Readings on core inflation have improved modestly in recent months. However, a sustained moderation in inflation pressures has yet to be convincingly demonstrated. Moreover, the high level of resource utilization has the potential to sustain those pressures.”
The first sentence sets the tone. It’s almost breathtaking in its understatement and appalling in the bloodless disregard of the human pain caused by the housing collapse. Ben Bernanke has been widely praised for not exercising the Greenspan put; that is, for taking the moral high road and not riding to the markets’ rescue. The rationale for not attempting to reassure the markets with a cut in the fed funds rate—or at least a nod in that direction—is in the second paragraph, the fact that the decline in inflation has not been “convincingly demonstrated.” Nothing, of course, could be less preemptive than a policy of waiting to change course until after the desired outcome of the previous course has been fully achieved. The country appears to be operating under a Fed that has both abandoned preemptive policy moves and adopted a very questionable moral stance.

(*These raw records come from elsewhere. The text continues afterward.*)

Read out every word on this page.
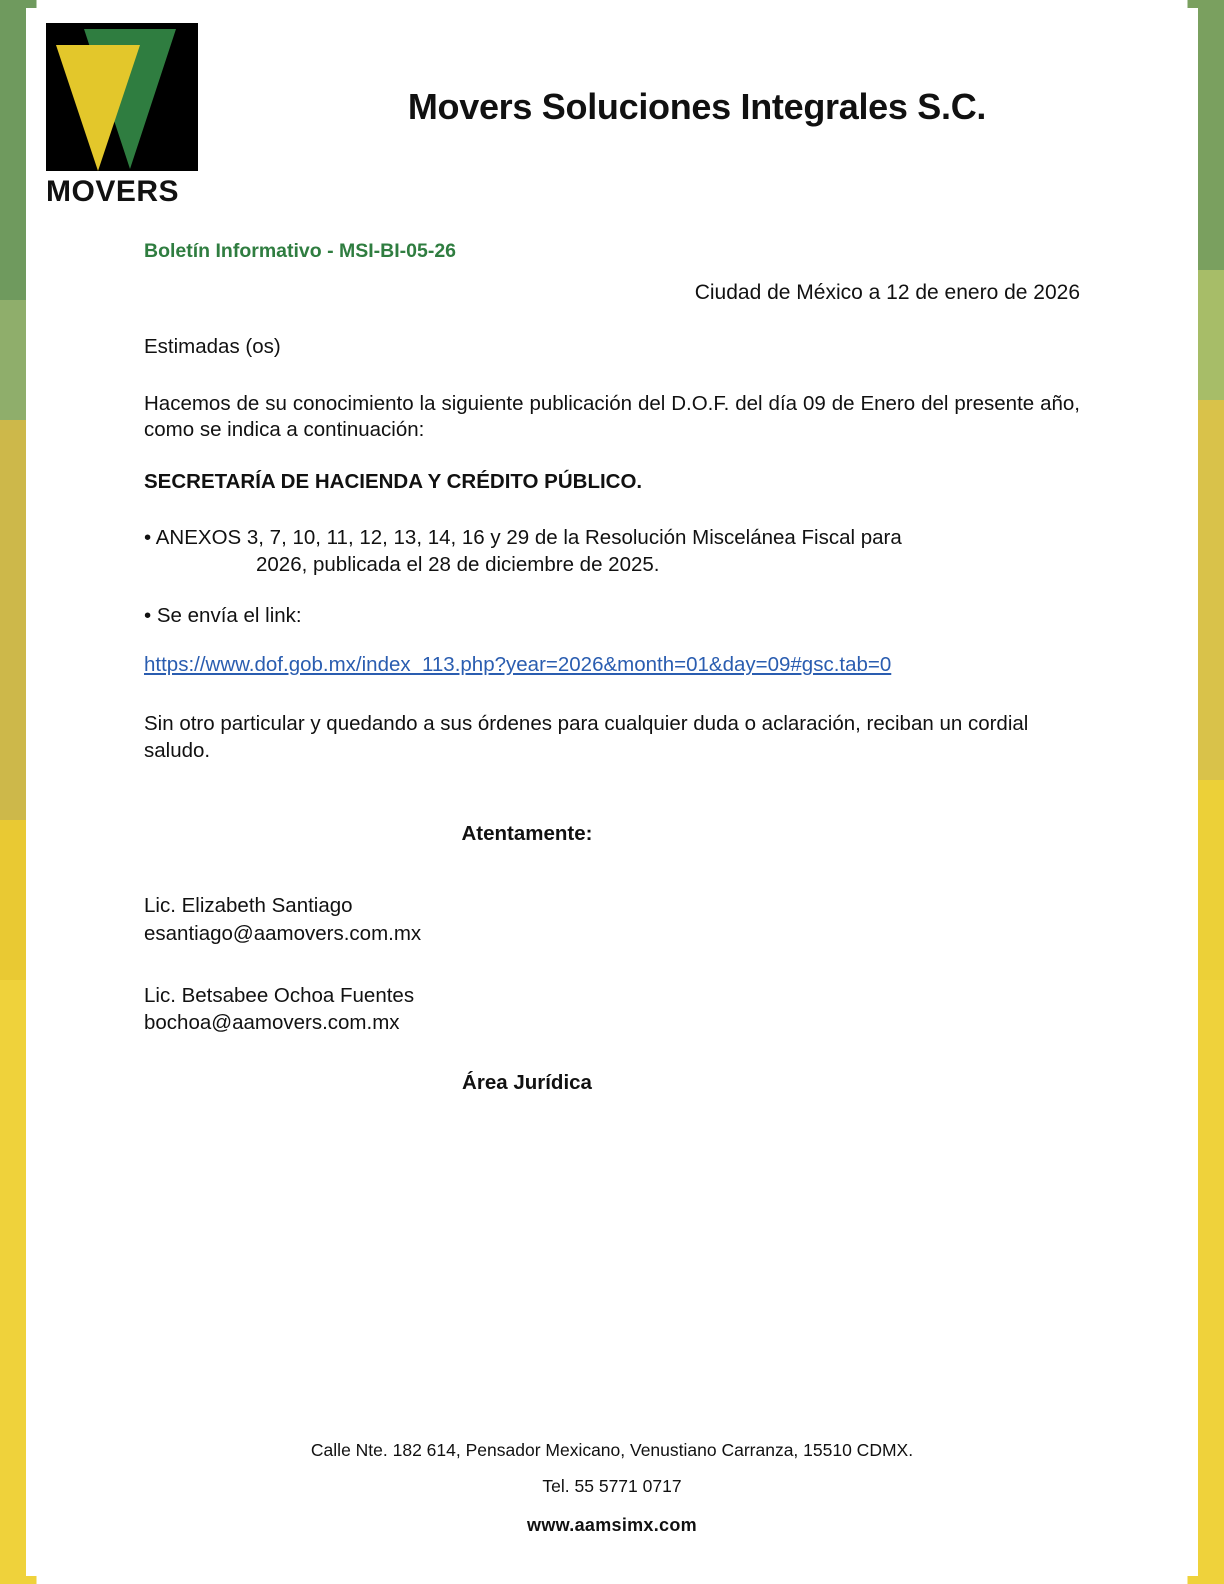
MOVERS
Movers Soluciones Integrales S.C.
Boletín Informativo - MSI-BI-05-26
Ciudad de México a 12 de enero de 2026

Estimadas (os)

Hacemos de su conocimiento la siguiente publicación del D.O.F. del día 09 de Enero del presente año, como se indica a continuación:

SECRETARÍA DE HACIENDA Y CRÉDITO PÚBLICO.

• ANEXOS 3, 7, 10, 11, 12, 13, 14, 16 y 29 de la Resolución Miscelánea Fiscal para
2026, publicada el 28 de diciembre de 2025.

• Se envía el link:

https://www.dof.gob.mx/index_113.php?year=2026&month=01&day=09#gsc.tab=0

Sin otro particular y quedando a sus órdenes para cualquier duda o aclaración, reciban un cordial saludo.

Atentamente:
Lic. Elizabeth Santiago
esantiago@aamovers.com.mx
Lic. Betsabee Ochoa Fuentes
bochoa@aamovers.com.mx
Área Jurídica
Calle Nte. 182 614, Pensador Mexicano, Venustiano Carranza, 15510 CDMX.
Tel. 55 5771 0717
www.aamsimx.com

Markets, ultimately, are vastly more powerful than any central bank or all of them put together. Enormous liquidity pressures forced the Fed, the European Central Bank and several Asian central banks to provide hundreds of billions in emergency liquidity last Thursday and Friday. Fed funds futures and similar indices have built in a near 100% probability of a cut in the fed funds target by the September FOMC meeting. Many traders don’t believe the Fed can wait even that long. They project a rare inter-meeting cut in August. My own belief is that the Fed erred by not easing credit conditions at least symbolically on August 7. I expect that they will soon have to reverse course, but only time will tell.